There were 3,333 households, out of which 28.6% had children under the age of 18 living with them, 60.7% were married couples living together, 7.2% had a female householder with no husband present, and 29.6% were non-families. 26.3% of all households were made up of individuals, and 13.0% had someone living alone who was 65 years of age or older. The average household size was 2.42 and the average family size was 2.93.

In the township the population was spread out, with 22.0% under the age of 18, 6.6% from 18 to 24, 26.7% from 25 to 44, 26.8% from 45 to 64, and 17.9% who were 65 years of age or older. The median age was 42 years. For every 100 females there were 93.1 males. For every 100 females age 18 and over, there were 88.9 males.

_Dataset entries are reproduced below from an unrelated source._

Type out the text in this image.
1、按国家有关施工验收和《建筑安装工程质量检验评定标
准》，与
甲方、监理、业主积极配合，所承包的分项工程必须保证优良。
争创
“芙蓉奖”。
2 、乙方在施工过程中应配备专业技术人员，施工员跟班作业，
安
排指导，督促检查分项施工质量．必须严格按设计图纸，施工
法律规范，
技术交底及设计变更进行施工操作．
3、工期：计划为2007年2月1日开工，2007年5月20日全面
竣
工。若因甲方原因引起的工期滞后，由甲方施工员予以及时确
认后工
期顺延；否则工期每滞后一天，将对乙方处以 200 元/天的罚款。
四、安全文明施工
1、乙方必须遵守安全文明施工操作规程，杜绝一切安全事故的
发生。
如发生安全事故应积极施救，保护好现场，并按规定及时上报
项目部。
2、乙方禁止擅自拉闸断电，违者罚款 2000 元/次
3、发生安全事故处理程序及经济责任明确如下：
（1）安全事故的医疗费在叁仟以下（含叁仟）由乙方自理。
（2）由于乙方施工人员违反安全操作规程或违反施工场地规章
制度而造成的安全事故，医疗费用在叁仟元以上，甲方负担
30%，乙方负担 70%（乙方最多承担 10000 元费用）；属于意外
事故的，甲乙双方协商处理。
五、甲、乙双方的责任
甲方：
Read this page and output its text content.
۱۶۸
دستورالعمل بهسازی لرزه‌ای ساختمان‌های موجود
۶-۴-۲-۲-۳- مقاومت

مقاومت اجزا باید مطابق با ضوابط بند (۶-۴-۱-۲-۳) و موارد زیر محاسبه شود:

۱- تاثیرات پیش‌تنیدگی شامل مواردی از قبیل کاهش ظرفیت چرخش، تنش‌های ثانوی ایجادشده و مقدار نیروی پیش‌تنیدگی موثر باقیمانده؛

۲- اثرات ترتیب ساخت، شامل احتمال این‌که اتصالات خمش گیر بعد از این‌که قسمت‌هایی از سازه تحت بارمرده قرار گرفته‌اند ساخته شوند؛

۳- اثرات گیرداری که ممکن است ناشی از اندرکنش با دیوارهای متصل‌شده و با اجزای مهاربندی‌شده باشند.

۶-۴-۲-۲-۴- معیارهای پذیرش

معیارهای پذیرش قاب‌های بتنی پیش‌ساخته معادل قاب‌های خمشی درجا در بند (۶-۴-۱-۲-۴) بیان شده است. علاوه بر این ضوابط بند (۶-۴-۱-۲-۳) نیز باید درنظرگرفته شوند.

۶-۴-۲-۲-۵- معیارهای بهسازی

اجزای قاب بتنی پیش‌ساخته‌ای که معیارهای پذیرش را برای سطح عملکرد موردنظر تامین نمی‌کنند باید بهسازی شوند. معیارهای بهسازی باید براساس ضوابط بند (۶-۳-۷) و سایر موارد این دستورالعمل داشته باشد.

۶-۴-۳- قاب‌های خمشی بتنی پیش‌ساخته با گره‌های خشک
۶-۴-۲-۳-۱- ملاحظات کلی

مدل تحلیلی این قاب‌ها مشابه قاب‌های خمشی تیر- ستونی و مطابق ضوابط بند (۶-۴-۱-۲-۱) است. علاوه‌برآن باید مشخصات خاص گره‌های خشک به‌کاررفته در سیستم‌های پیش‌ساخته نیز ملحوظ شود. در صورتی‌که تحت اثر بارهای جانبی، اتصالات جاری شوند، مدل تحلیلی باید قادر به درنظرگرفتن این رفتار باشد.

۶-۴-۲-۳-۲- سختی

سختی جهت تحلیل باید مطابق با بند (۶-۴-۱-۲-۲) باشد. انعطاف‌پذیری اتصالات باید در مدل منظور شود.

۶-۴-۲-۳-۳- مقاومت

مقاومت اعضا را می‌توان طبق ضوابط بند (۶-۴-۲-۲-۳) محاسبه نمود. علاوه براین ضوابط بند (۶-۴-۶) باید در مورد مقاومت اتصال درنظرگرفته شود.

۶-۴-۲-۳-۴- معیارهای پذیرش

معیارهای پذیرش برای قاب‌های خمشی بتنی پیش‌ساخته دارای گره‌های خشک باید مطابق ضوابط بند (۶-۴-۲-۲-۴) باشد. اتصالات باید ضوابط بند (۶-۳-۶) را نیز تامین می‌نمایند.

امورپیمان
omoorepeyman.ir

The median income for a household in the township was $42,406, and the median income for a family was $50,731. Males had a median income of $42,443 versus $25,473 for females. The per capita income for the township was $21,790. About 2.9% of families and 5.8% of the population were below the poverty line, including 6.8% of those under age 18 and 6.2% of those age 65 or over.

Historical population
| Census | Pop. | Note | %± |
| 2010 | 7,898 |  | — |
| 2020 | 7,900 |  | 0.0% |
| 2022 (est.) | 7,811 |  | −1.1% |
U.S. Decennial Census

== Economy ==
Center Township is served by the Clearview Mall, featuring 70+ stores and anchored by Boscov's, Dunham Sports, Rural King, and Altitude Trampoline Park.

==Education==
The school district is Butler Area School District. The district operates Center Township Elementary School, in the township. Butler Area Intermediate High School and Butler Area Senior High School are the district's comprehensive secondary schools.